Ricardo Pereira de Freitas Guimarães*
A tecnologia é uma realidade cotidiana irreversível. As plataformas, potencializadas pelos reflexos da pandemia da Covid-19, estão inseridas nas principais atividades da vida humana. São aplicativos de entrega, de transporte, de bancos, de delivery, de compras, de vendas, etc. E as relações construídas entre os trabalhadores que atuam nessas plataformas digitais vêm sendo fruto de discussões políticas e jurídicas que, aparetemente, buscam uma classificação equilibrada.
Recentemente, o Supremo Tribunal Federal (STF) formou maioria de votos para reconhecer que a Corte deve unificar o entendimento futuro sobre o vínculo de emprego entre motoristas de aplicativo e a plataforma Uber, a chamada repercussão geral, mecanismo que obriga todo o Judiciário a seguir o entendimento da Corte Superior após o julgamento de um caso. Após finalizar esta parte do caso, o STF marcará um novo julgamento para decidir definitivamente sobre o vínculo de emprego dos motoristas com os aplicativos. Vale destacar que no Judiciário trabalhista ainda não existe uma jurisprudência sobre o tema. Grande parte das decisões da Justiça do Trabalho reconhece vínculo empregatício dos motoristas com as plataformas, mas o próprio Supremo tem decisões contrárias.

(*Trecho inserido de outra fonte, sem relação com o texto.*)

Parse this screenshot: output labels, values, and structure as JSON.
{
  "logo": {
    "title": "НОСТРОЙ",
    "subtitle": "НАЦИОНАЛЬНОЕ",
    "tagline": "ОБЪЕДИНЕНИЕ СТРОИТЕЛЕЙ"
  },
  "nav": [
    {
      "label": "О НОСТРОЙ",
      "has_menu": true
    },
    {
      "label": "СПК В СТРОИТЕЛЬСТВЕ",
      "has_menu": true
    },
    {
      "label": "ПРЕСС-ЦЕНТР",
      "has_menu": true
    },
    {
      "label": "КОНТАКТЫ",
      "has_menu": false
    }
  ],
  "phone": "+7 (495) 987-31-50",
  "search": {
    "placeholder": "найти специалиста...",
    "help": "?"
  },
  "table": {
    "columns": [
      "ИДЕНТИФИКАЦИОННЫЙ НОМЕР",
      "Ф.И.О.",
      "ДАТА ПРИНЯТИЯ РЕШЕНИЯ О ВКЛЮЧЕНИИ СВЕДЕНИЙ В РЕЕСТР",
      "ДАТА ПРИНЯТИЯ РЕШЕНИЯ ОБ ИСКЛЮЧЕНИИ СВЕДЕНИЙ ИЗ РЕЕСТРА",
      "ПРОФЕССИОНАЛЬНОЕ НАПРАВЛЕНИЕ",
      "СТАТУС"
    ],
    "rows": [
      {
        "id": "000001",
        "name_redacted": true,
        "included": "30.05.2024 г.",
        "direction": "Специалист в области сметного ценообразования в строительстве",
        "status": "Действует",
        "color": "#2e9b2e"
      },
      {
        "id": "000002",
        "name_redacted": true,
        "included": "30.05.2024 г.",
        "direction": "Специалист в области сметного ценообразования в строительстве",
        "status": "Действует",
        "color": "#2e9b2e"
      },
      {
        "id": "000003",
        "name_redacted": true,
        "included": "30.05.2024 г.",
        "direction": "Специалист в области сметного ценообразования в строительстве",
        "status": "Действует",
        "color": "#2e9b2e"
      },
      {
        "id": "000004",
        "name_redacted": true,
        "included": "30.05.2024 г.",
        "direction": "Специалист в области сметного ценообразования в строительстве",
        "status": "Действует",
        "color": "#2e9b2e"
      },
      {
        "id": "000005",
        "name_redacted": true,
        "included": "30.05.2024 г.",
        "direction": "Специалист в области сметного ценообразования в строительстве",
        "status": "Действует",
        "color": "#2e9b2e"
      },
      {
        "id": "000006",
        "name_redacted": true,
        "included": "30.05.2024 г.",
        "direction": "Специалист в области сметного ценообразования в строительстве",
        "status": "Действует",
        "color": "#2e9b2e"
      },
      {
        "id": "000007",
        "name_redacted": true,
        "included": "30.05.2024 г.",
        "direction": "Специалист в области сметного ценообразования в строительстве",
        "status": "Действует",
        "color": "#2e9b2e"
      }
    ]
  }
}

Em paralelo, o Poder Executivo pretende encaminhar ao Congessso Nacional um projeto de lei que cria uma nova categoria de trabalhador autônomo: motorista de aplicativo. O projeto de lei que estabelece os direitos trabalhistas a motoristas de aplicativos deve ser assinado em breve pelo presidente Luiz Inácio Lula da Silva. O texto foi consolidado após negociação entre Luiz Marinho, Ministro do Trabalho, e os representantes de trabalhadores de aplicativos. De acordo com a proposta, a regulação do setor que determina 7,5% de contribuição no Instituto Nacional do Seguro Social (INSS) e uma remuneração com base no salário mínimo, com reajuste anual, e pagamento por hora trabalhada de R$ 32,09 (R$ 24,07 pelos custos e R$ 8,02 pelos serviços prestados). E se trata de uma solução pela metade, pois o acordo foi firmado apenas com empresas de transporte de passageiros e encomendas. Os motoboys ficaram de fora da negociação e, assim, não seriam abarcados pela nova regra.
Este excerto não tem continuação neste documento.